Static Content are the pieces of content on your page that don't change frequently (images, javascript, css). You can configure them so that the user's browser will store them in a cache so if the user comes back to the page (or visits another page that uses the same file) they can just use the copy they already have instead of requesting the file from the web server. Successfully caching static content in the user's browser can significantly improve the performance of a repeat view visit (up to 80+% depending on the page) and reduces the load on the web servers. It can sometimes be tricky to implement caching without breaking a page though so don't just enable it blindly (you need to be able to change the file name for any files that you expect to change).

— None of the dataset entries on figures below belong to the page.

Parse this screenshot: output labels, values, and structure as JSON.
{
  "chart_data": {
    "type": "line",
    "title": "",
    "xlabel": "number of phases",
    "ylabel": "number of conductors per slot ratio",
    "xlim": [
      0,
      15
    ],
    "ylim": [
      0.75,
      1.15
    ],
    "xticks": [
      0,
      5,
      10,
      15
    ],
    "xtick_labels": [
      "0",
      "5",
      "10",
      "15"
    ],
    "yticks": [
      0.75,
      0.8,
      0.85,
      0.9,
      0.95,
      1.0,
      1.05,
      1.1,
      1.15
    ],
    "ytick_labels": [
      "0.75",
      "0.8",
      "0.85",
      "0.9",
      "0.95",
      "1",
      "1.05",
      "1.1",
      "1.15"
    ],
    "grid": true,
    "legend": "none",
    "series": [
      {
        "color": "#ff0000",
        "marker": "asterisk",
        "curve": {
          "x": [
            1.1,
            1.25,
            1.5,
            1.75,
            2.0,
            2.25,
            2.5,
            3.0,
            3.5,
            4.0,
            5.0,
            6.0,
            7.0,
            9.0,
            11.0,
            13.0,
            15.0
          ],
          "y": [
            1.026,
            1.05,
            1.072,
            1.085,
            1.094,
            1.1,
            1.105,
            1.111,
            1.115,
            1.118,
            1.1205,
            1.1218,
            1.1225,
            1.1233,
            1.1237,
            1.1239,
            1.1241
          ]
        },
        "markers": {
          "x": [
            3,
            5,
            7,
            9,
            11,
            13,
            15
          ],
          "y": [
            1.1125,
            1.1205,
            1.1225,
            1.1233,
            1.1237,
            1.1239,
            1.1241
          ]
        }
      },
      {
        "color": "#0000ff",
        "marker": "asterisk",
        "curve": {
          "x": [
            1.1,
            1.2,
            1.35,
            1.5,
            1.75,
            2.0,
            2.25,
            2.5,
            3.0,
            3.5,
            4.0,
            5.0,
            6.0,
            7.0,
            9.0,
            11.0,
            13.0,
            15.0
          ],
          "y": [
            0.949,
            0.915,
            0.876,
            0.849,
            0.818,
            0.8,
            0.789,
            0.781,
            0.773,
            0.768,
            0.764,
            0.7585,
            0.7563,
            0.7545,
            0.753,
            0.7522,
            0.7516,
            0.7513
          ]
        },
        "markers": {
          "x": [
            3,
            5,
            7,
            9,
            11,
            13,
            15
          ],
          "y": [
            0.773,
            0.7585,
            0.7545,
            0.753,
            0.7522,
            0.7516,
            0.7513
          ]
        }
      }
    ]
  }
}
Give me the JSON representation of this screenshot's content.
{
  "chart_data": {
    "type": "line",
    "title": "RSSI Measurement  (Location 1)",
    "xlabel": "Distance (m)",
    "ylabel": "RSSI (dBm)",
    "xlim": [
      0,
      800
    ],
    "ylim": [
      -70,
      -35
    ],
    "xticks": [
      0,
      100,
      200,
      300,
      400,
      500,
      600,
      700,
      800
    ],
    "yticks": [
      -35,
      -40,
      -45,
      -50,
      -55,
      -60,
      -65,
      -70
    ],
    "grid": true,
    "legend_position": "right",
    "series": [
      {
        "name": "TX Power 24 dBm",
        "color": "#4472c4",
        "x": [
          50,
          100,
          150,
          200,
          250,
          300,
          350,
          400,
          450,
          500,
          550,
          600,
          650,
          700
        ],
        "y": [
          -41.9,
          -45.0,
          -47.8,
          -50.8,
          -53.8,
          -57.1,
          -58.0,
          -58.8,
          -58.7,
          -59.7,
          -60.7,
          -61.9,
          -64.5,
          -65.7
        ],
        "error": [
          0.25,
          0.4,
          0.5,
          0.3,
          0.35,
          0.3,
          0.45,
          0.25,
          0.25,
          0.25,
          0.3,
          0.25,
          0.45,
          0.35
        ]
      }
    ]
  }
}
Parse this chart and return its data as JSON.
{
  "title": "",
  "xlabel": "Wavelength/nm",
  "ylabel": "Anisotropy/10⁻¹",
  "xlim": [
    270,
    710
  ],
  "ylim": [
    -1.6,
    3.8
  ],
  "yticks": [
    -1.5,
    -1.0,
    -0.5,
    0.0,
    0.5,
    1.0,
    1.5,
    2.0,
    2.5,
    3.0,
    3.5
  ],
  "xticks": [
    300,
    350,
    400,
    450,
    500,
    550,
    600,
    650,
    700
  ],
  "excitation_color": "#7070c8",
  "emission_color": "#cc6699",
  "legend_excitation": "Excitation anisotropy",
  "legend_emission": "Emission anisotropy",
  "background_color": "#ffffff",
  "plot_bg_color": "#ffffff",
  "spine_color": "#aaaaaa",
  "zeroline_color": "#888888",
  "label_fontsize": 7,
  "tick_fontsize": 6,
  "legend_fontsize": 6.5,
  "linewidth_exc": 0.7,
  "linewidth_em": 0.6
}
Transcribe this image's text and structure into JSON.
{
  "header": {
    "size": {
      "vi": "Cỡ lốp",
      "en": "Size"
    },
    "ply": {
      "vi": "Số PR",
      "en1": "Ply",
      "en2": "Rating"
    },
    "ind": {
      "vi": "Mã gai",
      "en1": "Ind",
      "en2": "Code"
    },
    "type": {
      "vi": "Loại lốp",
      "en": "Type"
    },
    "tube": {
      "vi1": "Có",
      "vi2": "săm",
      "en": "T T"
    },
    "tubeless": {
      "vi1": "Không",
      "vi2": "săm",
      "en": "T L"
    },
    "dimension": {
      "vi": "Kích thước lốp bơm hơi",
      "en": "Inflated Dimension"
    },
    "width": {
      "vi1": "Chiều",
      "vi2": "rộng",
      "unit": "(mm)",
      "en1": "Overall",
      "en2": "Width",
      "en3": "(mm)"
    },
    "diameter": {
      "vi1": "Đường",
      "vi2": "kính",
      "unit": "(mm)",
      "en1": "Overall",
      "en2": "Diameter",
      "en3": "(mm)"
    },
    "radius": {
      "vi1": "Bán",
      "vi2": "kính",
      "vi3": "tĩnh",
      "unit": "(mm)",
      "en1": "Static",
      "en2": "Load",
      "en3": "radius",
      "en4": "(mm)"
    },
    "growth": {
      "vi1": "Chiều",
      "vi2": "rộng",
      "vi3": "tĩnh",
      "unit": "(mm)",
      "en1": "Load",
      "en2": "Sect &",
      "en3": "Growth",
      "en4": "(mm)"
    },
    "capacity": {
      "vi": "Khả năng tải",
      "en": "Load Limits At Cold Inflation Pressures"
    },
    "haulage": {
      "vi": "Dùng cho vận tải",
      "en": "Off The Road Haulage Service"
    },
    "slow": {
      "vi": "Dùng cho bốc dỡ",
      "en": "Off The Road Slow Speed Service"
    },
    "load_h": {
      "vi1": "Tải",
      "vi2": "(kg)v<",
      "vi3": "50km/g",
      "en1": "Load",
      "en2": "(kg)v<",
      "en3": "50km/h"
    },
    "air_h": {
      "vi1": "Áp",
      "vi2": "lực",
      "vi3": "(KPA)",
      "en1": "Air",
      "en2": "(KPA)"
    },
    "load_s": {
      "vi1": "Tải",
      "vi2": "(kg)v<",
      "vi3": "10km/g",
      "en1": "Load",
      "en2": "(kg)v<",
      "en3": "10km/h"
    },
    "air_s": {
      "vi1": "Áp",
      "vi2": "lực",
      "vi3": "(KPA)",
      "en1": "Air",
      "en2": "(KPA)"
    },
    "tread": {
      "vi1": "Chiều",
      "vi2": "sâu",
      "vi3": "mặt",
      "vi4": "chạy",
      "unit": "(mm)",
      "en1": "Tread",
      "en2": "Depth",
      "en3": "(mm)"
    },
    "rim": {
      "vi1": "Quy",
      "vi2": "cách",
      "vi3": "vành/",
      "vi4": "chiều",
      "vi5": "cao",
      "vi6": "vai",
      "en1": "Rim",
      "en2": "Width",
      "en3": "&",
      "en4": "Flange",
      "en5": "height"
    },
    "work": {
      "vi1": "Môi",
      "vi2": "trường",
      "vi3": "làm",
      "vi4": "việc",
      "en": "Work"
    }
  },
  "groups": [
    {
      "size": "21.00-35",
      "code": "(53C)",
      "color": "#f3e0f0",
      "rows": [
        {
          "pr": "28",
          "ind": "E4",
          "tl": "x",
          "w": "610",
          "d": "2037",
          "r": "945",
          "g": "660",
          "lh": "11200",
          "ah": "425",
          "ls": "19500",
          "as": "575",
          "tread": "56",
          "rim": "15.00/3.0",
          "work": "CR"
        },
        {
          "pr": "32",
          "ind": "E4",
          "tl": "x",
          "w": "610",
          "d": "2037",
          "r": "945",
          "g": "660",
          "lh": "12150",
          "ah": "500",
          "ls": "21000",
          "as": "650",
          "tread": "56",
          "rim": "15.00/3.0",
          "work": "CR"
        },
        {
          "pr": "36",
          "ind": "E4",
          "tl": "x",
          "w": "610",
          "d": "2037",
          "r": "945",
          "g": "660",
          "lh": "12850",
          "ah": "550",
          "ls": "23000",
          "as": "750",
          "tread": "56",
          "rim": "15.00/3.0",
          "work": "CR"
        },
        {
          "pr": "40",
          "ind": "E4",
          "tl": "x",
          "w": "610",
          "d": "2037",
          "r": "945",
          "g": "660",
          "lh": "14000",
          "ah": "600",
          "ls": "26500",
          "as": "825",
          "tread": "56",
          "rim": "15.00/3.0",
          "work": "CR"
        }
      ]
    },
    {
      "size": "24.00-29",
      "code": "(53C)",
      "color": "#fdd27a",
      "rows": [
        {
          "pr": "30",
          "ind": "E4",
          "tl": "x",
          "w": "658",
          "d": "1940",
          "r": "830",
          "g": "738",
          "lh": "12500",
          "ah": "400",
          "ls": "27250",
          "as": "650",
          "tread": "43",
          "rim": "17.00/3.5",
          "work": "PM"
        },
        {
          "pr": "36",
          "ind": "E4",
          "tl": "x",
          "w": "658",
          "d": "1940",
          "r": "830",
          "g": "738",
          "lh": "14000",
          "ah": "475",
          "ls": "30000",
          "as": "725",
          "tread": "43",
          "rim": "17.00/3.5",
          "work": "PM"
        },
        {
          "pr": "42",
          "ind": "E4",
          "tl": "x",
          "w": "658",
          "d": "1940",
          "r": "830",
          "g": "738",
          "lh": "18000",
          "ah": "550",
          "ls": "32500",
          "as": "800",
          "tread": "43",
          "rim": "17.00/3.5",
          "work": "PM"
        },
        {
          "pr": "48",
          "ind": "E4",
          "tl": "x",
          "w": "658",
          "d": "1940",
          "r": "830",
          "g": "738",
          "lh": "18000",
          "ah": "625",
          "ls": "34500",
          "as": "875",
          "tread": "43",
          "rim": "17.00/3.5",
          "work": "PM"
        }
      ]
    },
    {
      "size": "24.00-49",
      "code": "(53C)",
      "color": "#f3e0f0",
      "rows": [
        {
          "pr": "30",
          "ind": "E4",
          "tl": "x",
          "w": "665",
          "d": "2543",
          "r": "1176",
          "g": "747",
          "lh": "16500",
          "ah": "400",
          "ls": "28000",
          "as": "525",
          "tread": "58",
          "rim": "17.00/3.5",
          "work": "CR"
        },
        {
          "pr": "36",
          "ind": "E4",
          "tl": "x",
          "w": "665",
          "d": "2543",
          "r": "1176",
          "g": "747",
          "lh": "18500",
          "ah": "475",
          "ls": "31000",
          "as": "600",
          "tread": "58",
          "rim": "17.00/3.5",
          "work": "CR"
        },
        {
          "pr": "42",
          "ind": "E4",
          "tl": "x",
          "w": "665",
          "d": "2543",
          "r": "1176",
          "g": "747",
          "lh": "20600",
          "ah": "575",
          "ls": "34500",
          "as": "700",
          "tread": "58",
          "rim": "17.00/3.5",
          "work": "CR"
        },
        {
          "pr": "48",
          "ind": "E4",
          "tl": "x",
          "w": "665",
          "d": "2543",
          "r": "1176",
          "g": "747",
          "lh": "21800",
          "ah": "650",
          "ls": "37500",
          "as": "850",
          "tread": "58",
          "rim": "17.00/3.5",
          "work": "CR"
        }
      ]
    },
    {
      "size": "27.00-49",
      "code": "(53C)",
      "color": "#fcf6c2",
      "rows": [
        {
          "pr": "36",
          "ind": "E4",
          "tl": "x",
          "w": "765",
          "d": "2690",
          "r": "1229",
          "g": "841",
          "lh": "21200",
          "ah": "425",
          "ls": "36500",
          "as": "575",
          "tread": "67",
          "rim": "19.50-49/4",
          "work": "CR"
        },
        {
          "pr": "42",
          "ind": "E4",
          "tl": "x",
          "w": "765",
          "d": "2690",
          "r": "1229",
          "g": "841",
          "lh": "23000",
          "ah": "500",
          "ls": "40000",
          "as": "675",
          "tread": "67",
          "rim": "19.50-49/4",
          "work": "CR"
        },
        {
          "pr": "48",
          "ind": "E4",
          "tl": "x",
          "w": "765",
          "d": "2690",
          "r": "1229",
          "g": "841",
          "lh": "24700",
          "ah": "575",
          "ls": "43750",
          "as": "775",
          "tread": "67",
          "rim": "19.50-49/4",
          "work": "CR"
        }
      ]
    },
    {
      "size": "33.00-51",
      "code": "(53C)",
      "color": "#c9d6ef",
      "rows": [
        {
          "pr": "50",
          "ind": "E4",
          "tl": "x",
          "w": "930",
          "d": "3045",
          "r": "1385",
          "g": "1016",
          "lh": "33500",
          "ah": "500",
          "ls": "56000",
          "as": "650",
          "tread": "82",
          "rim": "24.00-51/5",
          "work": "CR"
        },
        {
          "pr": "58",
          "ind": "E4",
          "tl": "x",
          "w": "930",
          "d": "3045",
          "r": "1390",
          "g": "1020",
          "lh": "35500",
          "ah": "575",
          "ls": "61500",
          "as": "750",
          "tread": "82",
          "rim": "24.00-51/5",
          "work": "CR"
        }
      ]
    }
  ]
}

Each request for a piece of content to the web server has to travel from the user's browser all the way to the server and back. As you get further and further from the server this can become a significant amount of time (which adds up quickly as there are more requests on the page). Ultimately the time it takes is limited by the speed of light so there's not much you can do except to move your server closer to the users. That is exactly what a Content Distribution Network (CDN) does. They have servers all over the world that are close to users and they can serve a web site's static content from servers close to users. The only case where it doesn't make sense to use a CDN is if all of the users for a web site are close to the web server already (like for a community web site).